ISM Research Memorandum
No.
1078
Title:
Selecting the Number of Factors in Exploratory Factor Analysis via Locally Conic Parameterization
Author(s):
Ninomiya, Yoshiyuki (Kyushu University);
Yanagihara, Hirokazu (Hiroshima University);
Yuan, Ke-Hai (University of Notre Dame)
Key words:
asymptotic distribution; information criterion; likelihood ratio test; locally conic parameterization; model selection; non-identifiability
Abstract:
When selecting the number of factors in exploratory factor analysis (EFA) statistically, a well-known procedure is to compare the model with $m$-factor against the model with $(m+1)$-factor using the likelihood ratio test (LRT).

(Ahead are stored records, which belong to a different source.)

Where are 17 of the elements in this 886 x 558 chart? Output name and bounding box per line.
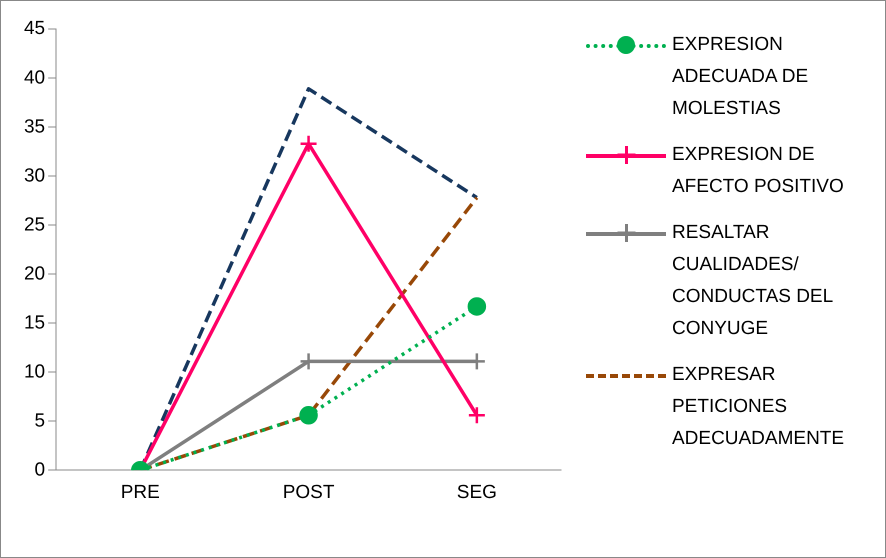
y-tick-label: 25 (24, 214, 46, 236)
x-tick-label: SEG (456, 482, 497, 503)
legend-label: EXPRESION DE AFECTO POSITIVO (672, 143, 845, 199)
y-tick-label: 40 (24, 67, 46, 88)
y-tick-label: 5 (34, 410, 46, 432)
x-tick-label: POST (282, 482, 335, 503)
y-tick-label: 10 (24, 361, 46, 382)
y-tick-label: 35 (24, 116, 46, 138)
legend-label: EXPRESAR PETICIONES ADECUADAMENTE (672, 363, 846, 451)
y-tick-label: 20 (24, 263, 46, 284)
legend-label: EXPRESION ADECUADA DE MOLESTIAS (672, 33, 810, 121)
y-tick-label: 15 (24, 312, 46, 334)
y-tick-label: 0 (34, 459, 46, 480)
legend-label: RESALTAR CUALIDADES/ CONDUCTAS DEL CONYUGE (672, 221, 834, 341)
y-tick-label: 45 (24, 18, 46, 40)
x-tick-label: PRE (120, 482, 160, 503)
y-tick-label: 30 (24, 165, 46, 186)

Less well-known is that such a procedure encounters the difficulty of the so-called non-identifiability when $m$-factor represents the null hypothesis and $(m+1)$-factor represents the alternative hypothesis. Then the LRT does not converge to the nominal chi-square distribution. Other criterion such as AIC or BIC also performs poorly in such a case. This paper proposes a new formulation of the EFA model and gives a correct asymptotic characterization of the LRT. The new formulation uses the so-called locally conic parameterization, which has been used to solve non-identifiability problems in several other difficult situations. Under this parameterization, the LRT statistic for the EFA model converges to a simpler form than for the other general models with non-identifiability. The commonly used formula of AIC is reevaluated under the non-identifiability condition and a new AIC based on the reevaluation is proposed for selecting the number of factors in EFA. Empirical results indicate that the new AIC provides much more reasonable model selection than the existing AIC for the EFA model, which often selects too many factors.